If we browse the Oracle Data Warehousing Guide we find a number of interesting database structures and features that can make our warehouses easier to load, faster to query, more simple to manage etc.. Partitioning, parallelsim, bitmap indexes, data segment compression, materialized views and query rewrite, for example. It has been a long, long time since I implemented anything of any size without at least two or three of these.
So let us imagine, gentle reader, a return to the days of simplicity when we had none of these — how would that look? How would it perform? Well it turns out that it would look a lot like the data warehouse that comes out of the box with Siebel Marketing Analytics. No partitioning? Check! Only the most ordinary, uncompressed b-tree indexes? Check! Etc.. You get the idea. And how will it perform? Our lucky band of adventurers is about to find out, as we implement it with the bare minimum of modifications to add some custom data elements from our Siebel CRM system.
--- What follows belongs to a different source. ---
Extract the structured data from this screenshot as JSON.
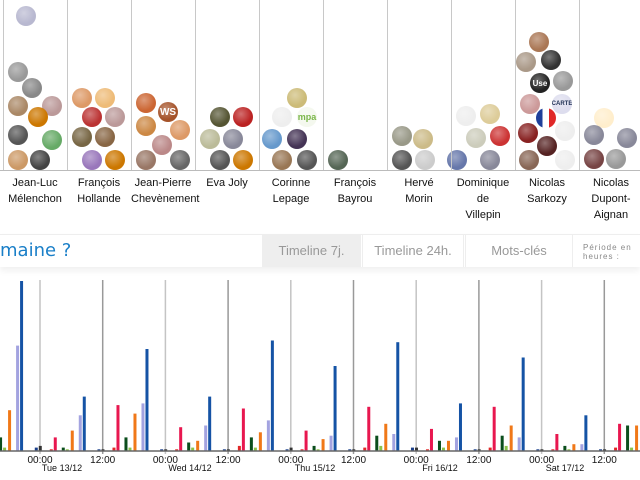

Some current areas of concern:
- A fact table with 50 indexes that in development consume 1.5Gb of space for every 1Gb of fact table data. How is the drop-all-indexes-and-rebuild-after-every-load strategy going to turn out with production sized data?
- The use of updates against the largest fact table. No data segment compression!
- No foreign keys and bitmap indexes. Do star transformations even work with that?
On the plus side we do have a performance testing environment sized at around 80% of production data volumes, so we will have an opportunity to tweak the worst offenders. We do have parallelsim and the licensing for everything that we moght want to throw at the system, and we do have Quest Performance Analysis for Oracle already prepped on the test and production instances.
In preparation for performance testing I have a little mental checklist of what can be implemented quickly and quietly to tackle certain problems, such as replacing b-tree indexes with bitmaps, or a little partitioning, but it’s complexified by the presence of the ”Datawarehouse Administration Console” (DAC), an apparantly essential component of the architecture that is responsible for executing the 400+ Informatica workflows that load the staging and warehouse tables. The philosophy around it seems to be that anything platform specific, such as dropping and creating indexes, is defined and controlled through DAC rather than through Informatica (where it is generally a little kludgy, evn if it is serviceable). So we have some exploration to do on that product to see how it handles customisation of indexes (maybe it recreates them the way it found them, but I suspect some customisation is required to make it deal with creating “exotics” such as local bitmap indexes).
We go into integration testing this coming week, with performance testing to follow. Should be an interesting ride.